The Saint Laurent Model Launching His Own Label

Anthony Vaccarello muse David Friend is making waves in fashion, but not just in modelling – he’s started his own brand, Worstok, with his collaborator Rudy Grazziani

Los Angeles-based model David Friend was 18 years old when, in September 2016, Anthony Vaccarello called upon him to walk in his debut show as creative director of Saint Laurent. Friend was the sole male model to do so, sporting a shaved head and a billowing sheer shirt. His look embodied the youth, modernity and particular androgyny that has come to define the Belgian-Italian designer’s vision for the French house. But while they began there, Friend’s aspirations for the catwalk did not end with walking it; in an interview with Dazed shortly after the show, he revealed that he was shooting and styling in his spare time.

It has been almost two years since Vaccarello’s Saint Laurent debut, and while Friend has made plenty more appearances on the Paris Fashion Week runway for the house in the seasons since, he’s also made his first step towards following in Vaccarello’s footsteps. This spring he launches his own label, Worstok, with design partner Rudy Grazziani.

Both based in Los Angeles, Friend (now 19) and Grazziani (24) were introduced last year by Friend’s sister, who assured the pair they’d “click”. Worstok was born not long after – the duo made up the name, feeling that it sounded like a country – and drew inspiration from nature.  Their designs comprise deconstructed menswear, juxtaposing grunge, raw and rustic elements with more elegant, elevated ones. “We like to have this utilitarian feel to the clothes,” explains Grazziani, “but a more high fashion look or aesthetic. We’re trying to find a balance.”

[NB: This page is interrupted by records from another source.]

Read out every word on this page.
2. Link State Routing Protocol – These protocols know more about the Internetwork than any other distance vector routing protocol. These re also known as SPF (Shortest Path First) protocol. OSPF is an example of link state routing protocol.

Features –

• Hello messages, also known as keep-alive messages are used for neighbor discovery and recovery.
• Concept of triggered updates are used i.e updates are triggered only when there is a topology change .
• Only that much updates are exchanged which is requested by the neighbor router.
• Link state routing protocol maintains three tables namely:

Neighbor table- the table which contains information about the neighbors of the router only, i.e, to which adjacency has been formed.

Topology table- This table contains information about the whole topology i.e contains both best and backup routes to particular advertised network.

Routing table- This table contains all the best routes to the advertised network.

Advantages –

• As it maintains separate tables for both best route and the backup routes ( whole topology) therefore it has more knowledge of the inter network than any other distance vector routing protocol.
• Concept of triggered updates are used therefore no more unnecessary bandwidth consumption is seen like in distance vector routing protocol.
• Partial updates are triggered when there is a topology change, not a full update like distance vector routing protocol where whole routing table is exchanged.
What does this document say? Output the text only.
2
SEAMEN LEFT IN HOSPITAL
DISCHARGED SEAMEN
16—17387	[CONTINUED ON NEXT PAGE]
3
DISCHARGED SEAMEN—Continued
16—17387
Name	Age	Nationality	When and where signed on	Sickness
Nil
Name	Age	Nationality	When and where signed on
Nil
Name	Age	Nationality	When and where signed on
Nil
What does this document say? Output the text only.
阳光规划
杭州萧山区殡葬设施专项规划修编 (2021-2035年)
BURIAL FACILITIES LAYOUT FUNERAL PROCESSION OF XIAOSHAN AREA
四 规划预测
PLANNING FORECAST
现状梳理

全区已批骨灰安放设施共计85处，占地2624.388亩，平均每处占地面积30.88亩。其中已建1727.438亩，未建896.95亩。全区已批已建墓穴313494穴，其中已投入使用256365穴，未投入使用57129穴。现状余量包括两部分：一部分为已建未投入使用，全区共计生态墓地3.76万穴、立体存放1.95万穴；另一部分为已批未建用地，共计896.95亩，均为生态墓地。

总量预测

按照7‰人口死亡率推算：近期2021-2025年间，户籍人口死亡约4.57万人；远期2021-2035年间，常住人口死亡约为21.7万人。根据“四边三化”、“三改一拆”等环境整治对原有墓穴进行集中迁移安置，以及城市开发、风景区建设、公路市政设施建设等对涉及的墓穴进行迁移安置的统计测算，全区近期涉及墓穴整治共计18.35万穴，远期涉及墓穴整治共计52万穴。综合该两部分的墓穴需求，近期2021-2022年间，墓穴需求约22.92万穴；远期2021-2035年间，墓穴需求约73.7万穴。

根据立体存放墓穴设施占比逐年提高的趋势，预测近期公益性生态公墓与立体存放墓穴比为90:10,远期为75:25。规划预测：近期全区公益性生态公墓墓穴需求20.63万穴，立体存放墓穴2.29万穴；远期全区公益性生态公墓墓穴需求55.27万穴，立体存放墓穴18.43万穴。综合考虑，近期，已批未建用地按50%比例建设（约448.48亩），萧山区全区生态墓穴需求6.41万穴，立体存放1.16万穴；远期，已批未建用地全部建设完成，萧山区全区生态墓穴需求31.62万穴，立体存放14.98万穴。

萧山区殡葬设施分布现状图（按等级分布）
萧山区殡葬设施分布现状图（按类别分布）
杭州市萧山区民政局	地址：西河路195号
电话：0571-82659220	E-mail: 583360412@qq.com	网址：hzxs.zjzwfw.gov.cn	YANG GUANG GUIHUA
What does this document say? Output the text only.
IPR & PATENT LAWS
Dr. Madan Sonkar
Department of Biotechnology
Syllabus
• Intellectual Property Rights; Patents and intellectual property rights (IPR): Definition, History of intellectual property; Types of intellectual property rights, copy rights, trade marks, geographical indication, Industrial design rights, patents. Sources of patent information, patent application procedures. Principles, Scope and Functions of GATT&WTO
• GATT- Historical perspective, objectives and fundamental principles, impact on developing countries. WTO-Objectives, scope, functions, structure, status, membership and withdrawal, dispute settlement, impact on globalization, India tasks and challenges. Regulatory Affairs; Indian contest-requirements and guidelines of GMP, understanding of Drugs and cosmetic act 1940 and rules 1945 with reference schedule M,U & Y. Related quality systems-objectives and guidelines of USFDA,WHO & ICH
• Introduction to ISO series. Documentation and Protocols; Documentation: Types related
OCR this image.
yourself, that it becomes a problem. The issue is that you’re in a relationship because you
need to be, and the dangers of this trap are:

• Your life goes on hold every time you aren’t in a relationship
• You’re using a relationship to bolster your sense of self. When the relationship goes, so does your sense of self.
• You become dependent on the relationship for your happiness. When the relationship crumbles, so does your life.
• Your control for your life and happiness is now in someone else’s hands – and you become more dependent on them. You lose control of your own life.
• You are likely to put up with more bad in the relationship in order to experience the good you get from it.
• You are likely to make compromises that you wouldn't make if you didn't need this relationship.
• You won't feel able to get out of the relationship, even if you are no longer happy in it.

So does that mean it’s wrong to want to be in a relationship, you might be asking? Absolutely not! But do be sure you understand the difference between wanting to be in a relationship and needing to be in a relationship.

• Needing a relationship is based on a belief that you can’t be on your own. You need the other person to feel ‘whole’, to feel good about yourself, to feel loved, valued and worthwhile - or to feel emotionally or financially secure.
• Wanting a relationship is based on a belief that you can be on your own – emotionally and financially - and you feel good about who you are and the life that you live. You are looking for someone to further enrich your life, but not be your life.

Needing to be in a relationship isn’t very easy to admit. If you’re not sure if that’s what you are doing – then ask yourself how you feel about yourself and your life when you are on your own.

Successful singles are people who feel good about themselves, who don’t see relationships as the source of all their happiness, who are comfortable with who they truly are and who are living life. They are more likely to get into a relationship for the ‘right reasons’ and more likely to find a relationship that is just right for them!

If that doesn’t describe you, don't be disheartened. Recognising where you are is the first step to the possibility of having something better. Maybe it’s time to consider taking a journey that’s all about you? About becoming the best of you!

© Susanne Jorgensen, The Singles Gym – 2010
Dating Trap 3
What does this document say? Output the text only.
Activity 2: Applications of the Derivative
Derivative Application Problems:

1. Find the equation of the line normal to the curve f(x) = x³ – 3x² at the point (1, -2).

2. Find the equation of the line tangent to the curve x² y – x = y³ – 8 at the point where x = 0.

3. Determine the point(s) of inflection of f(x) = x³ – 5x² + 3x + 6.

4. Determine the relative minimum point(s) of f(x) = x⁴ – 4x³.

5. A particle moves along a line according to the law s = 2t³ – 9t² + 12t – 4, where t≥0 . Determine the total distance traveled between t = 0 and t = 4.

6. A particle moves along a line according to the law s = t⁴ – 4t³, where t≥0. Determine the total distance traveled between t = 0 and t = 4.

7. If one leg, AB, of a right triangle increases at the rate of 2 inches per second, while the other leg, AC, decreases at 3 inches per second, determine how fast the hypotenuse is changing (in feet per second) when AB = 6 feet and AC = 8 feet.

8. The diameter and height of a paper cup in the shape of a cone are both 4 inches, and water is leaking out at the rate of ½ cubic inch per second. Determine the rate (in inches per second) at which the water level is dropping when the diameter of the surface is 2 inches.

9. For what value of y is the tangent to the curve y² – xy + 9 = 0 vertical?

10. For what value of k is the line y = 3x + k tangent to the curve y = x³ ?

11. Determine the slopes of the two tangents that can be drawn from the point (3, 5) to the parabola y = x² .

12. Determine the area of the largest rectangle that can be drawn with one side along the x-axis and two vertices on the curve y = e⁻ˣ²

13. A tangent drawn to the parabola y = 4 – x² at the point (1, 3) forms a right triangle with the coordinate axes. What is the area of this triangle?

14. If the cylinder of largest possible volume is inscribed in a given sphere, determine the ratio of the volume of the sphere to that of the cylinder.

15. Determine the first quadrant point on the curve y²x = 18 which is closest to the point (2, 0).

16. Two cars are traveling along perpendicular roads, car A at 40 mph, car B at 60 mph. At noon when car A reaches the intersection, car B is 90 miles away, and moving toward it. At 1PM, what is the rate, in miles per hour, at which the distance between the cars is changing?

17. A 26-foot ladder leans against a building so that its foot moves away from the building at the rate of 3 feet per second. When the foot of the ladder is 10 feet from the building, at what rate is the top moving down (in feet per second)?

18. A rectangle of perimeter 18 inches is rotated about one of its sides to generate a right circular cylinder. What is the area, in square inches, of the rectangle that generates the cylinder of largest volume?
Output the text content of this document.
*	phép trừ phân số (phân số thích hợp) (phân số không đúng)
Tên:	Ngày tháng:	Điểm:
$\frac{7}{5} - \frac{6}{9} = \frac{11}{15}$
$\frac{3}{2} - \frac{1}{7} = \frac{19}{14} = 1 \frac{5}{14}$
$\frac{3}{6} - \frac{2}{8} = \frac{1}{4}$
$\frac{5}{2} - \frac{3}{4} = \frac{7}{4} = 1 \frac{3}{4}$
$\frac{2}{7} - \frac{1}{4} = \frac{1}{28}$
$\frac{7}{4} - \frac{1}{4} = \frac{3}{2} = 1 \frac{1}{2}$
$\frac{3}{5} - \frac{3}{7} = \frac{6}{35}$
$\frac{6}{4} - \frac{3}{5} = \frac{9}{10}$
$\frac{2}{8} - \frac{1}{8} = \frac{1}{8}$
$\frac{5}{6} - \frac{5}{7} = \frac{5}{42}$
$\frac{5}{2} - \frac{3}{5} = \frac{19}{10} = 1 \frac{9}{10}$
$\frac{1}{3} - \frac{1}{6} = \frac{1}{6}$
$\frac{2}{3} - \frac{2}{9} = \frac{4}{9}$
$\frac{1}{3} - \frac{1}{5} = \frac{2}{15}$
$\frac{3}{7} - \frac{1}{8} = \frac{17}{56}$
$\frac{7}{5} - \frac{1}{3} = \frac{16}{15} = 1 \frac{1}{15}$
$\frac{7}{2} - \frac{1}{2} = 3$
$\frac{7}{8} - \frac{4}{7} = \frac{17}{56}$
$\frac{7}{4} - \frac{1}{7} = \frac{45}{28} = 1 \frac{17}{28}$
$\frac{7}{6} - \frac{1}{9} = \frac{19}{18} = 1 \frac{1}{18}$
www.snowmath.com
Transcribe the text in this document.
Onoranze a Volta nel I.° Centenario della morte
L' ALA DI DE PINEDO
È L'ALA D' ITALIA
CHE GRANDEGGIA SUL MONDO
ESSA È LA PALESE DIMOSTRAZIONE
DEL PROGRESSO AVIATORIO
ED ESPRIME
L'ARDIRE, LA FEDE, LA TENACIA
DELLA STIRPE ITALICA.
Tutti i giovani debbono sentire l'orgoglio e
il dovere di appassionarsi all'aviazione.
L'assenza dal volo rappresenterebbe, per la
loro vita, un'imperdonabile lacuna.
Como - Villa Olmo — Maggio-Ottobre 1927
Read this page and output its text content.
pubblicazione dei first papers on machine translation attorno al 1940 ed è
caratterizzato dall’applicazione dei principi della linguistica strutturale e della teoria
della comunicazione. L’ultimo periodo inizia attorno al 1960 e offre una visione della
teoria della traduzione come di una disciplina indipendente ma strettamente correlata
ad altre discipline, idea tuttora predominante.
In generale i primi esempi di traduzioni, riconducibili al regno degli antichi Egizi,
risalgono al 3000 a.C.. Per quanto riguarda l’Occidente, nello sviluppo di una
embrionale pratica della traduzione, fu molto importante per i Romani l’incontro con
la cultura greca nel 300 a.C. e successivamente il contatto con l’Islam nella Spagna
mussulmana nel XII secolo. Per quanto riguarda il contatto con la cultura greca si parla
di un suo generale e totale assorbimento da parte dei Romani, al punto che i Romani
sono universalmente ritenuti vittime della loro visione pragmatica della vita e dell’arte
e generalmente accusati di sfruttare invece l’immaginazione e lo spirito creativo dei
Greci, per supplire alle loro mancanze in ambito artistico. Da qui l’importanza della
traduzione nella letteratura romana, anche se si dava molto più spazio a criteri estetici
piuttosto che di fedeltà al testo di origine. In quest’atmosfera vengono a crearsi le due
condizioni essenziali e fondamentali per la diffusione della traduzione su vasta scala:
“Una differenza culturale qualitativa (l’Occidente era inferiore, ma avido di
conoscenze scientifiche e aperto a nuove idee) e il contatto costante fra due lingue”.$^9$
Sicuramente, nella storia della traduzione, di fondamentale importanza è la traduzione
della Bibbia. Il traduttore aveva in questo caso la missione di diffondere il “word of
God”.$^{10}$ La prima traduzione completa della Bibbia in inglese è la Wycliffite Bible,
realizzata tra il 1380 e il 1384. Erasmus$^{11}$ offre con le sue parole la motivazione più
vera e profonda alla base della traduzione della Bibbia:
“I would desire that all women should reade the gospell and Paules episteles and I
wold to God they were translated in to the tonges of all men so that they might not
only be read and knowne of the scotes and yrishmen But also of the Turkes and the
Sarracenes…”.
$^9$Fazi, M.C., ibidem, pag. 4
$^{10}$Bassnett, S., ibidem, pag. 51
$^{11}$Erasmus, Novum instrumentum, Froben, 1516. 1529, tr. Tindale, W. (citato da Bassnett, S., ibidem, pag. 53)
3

Hailing from Echo Park, LA, Grazziani comes from a family of seamstresses – “I grew up in this apartment building with my grandmother’s factory downstairs,” he says. “So, I learnt from my family to an extent, and I took classes at college as well.” It’s these fundamental design, pattern-cutting and production skills that he brings to Worstok, along with an ability to draw and an innate artistic sensibility. Friend, meanwhile, injects a “high fashion trash” aesthetic. It’s “a bit bummy,” Friend says – an emphasis that endures, in spite his success on the runway. “I just feel like I’m being something I’m not when I’m wearing really nice things. It’s not entirely me.”

Though he doesn’t come from a family of seamstresses, Friend has gleaned a wealth of styling skills from assisting Sean Knight, and, of course, from his own experience modelling. “This is how I found out I liked clothes,” he explains. “My first time ever seeing high-end clothing in person was all through modelling.” His career thus far has also provided him with the financial resource to back this new venture, along with a network to collaborate on it with. “Stylists I’ve worked with have reached out to us and cool photographers said they would help us shoot it. I would never know these people if I wasn’t a model.”

Friend’s undone aesthetic has not only been informed by his personal taste, and the grungey subcultures he’s surrounded by in Los Angeles – there’s a trace of the rural setting of his childhood – Friend grew up on an Arabian horse farm – in the brand’s identity too. “I started reminiscing a lot about things and how I used to live a hippy life. That’s why these pieces have a lot of horse hair – that’s actually Arabian horse hair. We used that type of fabric and we used wools and mohair, because that’s what people like my mum used to sew wool blankets and things like that from. We used cowboy-inspired prints that Rudie drewby hand, and we even drew two of the cowboys that, if you look closely, look like me and Rudie.”

What Friend and Grazziani lack in years, they more than make up for in ambition. “Given that we’re younger than most people doing this, I think it’s often an uphill battle to be taken seriously, or respected as artists and designers,” says Grazziani. “I think that’s why we’re working so hard at this. We really want to get to that point where we can collaborate with people that inspire us.”